The Earth had been in a warming period, only to wake up to the assault of cooling reminiscent of being in the grasp of another Ice Age.

When the ice sheet again retreated in North America, meltwater reformed Lake Agassiz to a massive depth and breadth.

When freshwater from the lake burst forth again 8,400 years ago, the effect was dramatic for humans living thousands of kilometres away. 

In a low-lying plain in Turkey, farming had taken root for the first time in the region, feeding an estimated 120,000 people. Agricultural practices arose in the Fertile Crescent of the Middle East and within a couple of thousand years had spread and flourished in northern Turkey. 

Researchers have worked out that the freshwater from Lake Agassiz burst forth from the bottom of the ice sheet which had been holding it back, spilling its massive volume into Hudson Bay and sending a surge that swept across the Atlantic. The surge separated the British Isles from mainland Europe and then raged into the Mediterranean Sea. The sea was so inundated with water that it forced a breach in the vicinity where today’s Bosporus Strait is found. 

At first, water overflowed the breach in a trickle, but soon it turned into a torrent, creating a vast waterfall that filled the basin resting below sea level, similar to filling a gigantic bathtub. 

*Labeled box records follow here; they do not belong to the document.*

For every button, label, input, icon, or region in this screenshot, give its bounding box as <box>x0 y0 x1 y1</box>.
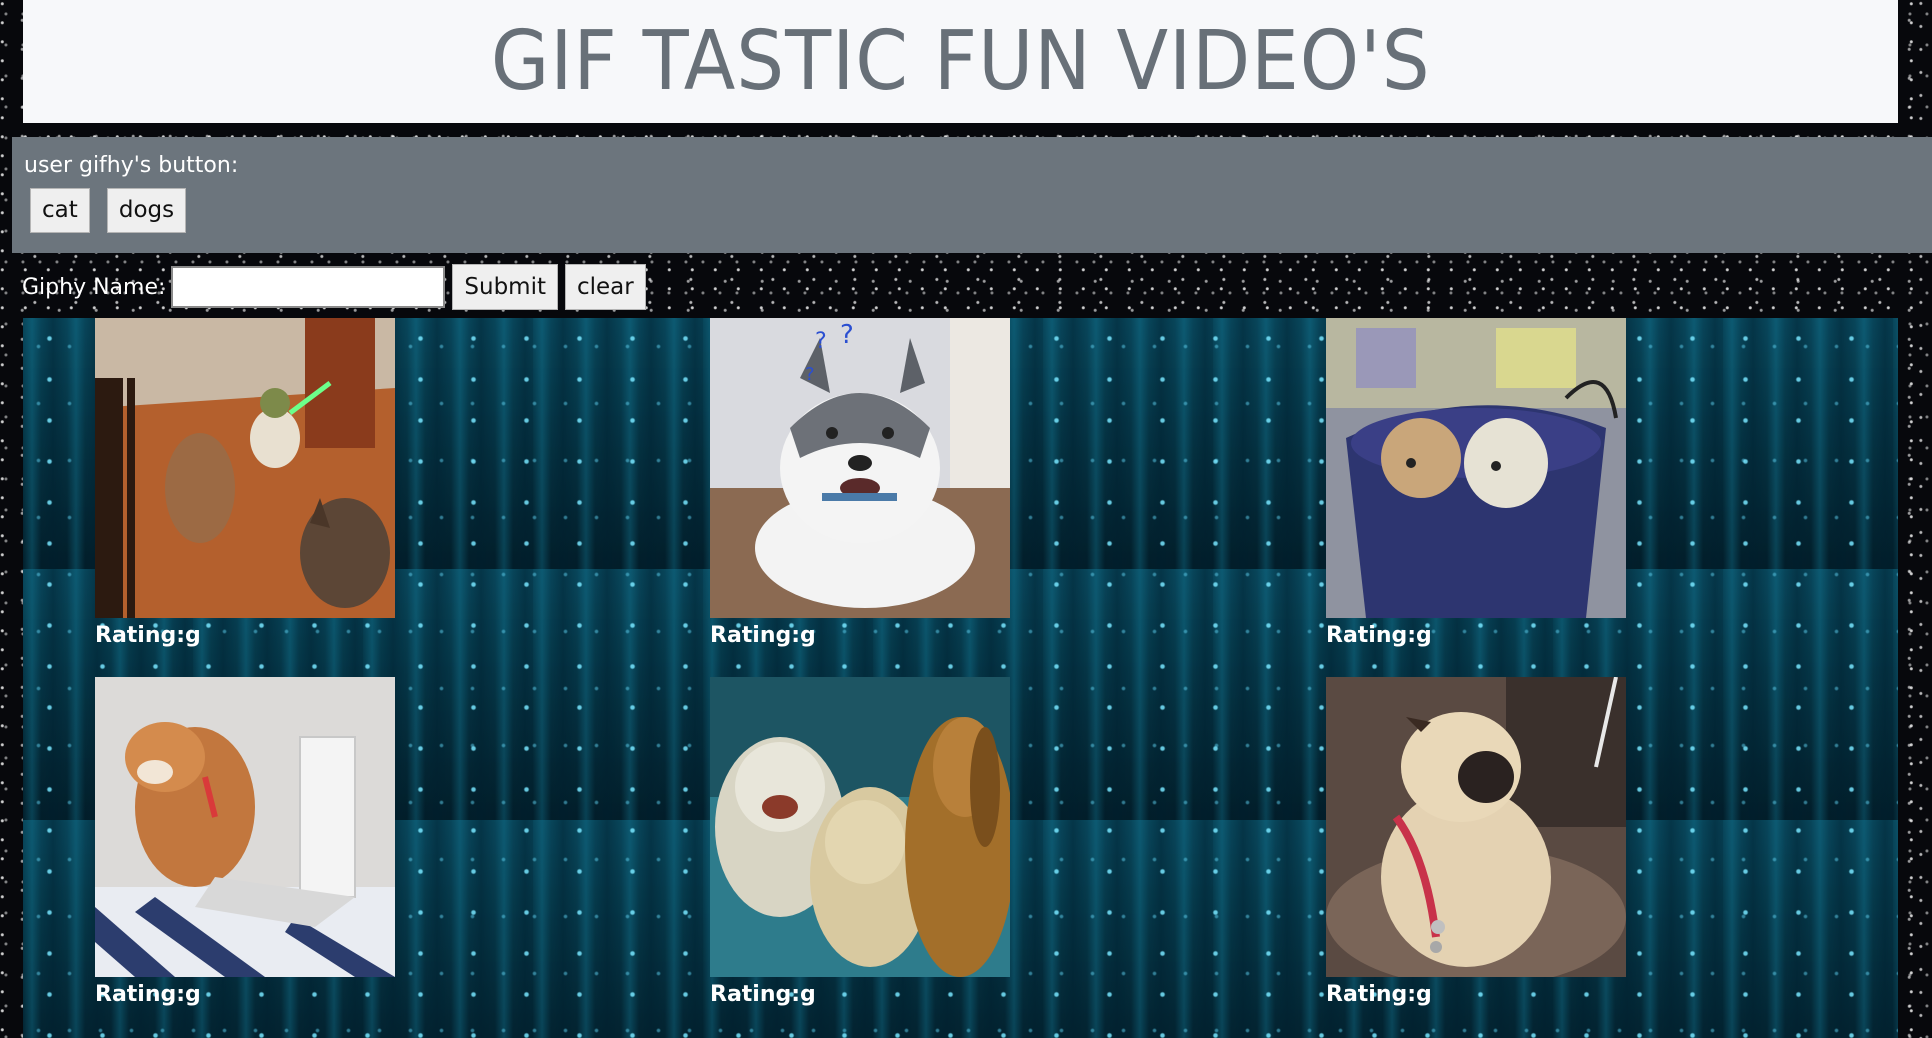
gif-image-three-dogs[interactable] <box>710 677 1010 977</box>
gif-image-husky[interactable]: ? ? ? <box>710 318 1010 618</box>
gif-card: Rating:g <box>710 677 1010 1007</box>
gif-rating: Rating:g <box>95 982 201 1007</box>
gif-card: Rating:g <box>1326 677 1626 1007</box>
gif-card: ? ? ? Rating:g <box>710 318 1010 648</box>
svg-text:?: ? <box>840 320 854 350</box>
gif-image-dogs-bucket[interactable] <box>1326 318 1626 618</box>
gif-image-pug[interactable] <box>1326 677 1626 977</box>
topic-button-dogs[interactable]: dogs <box>106 188 187 233</box>
gif-rating: Rating:g <box>95 623 201 648</box>
gif-rating: Rating:g <box>710 982 816 1007</box>
giphy-name-input[interactable] <box>171 266 446 308</box>
giphy-name-label: Giphy Name: <box>22 274 166 300</box>
topic-button-cat[interactable]: cat <box>30 188 90 233</box>
clear-button[interactable]: clear <box>565 264 646 310</box>
topic-buttons-label: user gifhy's button: <box>24 153 239 178</box>
gif-image-yoda-dog[interactable] <box>95 318 395 618</box>
topic-button-bar: user gifhy's button: cat dogs <box>12 137 1932 253</box>
page-title: GIF TASTIC FUN VIDEO'S <box>490 14 1431 109</box>
svg-text:?: ? <box>805 364 815 385</box>
gif-rating: Rating:g <box>710 623 816 648</box>
gif-card: Rating:g <box>95 677 395 1007</box>
gif-card: Rating:g <box>95 318 395 648</box>
gif-rating: Rating:g <box>1326 623 1432 648</box>
header-banner: GIF TASTIC FUN VIDEO'S <box>23 0 1898 123</box>
svg-text:?: ? <box>815 329 827 354</box>
gif-rating: Rating:g <box>1326 982 1432 1007</box>
gif-card: Rating:g <box>1326 318 1626 648</box>
gif-image-shiba-laptop[interactable] <box>95 677 395 977</box>
gif-gallery: Rating:g ? ? ? Rating:g Rating:g Rating:… <box>23 318 1898 1038</box>
giphy-search-form: Giphy Name: Submit clear <box>22 264 653 310</box>
submit-button[interactable]: Submit <box>452 264 558 310</box>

Within a generation — the estimate is about 34 years given the volume of water involved — the region that had supported  tens of thousands of early farmers was turned into the Black Sea. It was a flood of Biblical proportion, displacing the people who had gained a livelihood from growing grain and raising animals from their Garden of Eden.

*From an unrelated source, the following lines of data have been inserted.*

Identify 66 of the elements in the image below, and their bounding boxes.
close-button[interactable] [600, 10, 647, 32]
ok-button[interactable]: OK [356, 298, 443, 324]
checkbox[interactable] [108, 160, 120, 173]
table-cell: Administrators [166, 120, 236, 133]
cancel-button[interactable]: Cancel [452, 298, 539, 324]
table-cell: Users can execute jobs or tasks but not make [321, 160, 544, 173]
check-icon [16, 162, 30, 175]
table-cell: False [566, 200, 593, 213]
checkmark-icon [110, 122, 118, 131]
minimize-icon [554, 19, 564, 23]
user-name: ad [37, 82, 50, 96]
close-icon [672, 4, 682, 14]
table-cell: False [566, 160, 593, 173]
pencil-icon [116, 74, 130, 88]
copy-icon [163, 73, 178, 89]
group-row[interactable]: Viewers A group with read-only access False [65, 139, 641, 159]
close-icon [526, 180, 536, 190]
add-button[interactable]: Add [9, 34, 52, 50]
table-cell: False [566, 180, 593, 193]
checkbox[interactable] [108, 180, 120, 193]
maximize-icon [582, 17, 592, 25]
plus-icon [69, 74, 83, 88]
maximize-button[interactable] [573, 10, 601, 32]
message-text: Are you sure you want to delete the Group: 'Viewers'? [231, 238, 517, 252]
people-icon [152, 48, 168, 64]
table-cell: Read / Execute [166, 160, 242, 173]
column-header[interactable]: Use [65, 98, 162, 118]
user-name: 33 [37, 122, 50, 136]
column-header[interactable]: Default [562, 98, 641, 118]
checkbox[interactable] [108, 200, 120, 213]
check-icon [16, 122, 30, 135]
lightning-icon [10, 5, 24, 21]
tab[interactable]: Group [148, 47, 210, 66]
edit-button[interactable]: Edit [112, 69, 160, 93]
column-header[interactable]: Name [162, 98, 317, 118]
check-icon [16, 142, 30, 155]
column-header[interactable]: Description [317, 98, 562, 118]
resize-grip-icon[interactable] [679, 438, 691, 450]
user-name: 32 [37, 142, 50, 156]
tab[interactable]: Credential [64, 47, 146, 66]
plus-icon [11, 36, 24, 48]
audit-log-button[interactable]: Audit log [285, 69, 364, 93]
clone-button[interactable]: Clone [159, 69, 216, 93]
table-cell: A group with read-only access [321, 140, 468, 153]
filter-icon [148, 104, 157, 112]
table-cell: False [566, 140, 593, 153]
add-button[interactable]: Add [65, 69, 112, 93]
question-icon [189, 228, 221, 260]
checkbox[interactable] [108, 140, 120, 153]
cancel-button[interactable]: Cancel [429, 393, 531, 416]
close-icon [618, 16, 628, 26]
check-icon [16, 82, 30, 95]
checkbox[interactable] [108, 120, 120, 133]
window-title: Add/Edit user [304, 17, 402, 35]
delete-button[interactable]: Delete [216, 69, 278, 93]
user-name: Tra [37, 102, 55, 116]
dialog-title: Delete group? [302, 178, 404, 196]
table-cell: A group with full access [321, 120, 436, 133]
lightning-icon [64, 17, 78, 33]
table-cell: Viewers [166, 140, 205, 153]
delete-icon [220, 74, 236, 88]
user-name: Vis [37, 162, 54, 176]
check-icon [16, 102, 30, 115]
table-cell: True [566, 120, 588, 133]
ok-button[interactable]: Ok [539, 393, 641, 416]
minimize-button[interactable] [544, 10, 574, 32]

Even when Lake Agassiz covered large parts of eastern Manitoba, prairies formed in the western region of the province, attracting aboriginal hunters who pursued the big-game animals that browsed on the new ly-created grass-covered plain. When lake Agassiz finally drained into Hudson Bay,  lakes Manitoba and Winnipeg remained as witnesses to its previous expanse.

While we now applaud the legacy of Lake Agassiz for its blessings to our  quality of life, its past provides a warning of how the Earth’s climate can dramatically change within the course of a few decades. While there is no longer a Lake Agassiz to spill forth and create a catacylsmic climactic event, global warming and the rapid melting of the Greenland and polar ice caps could have the same effect.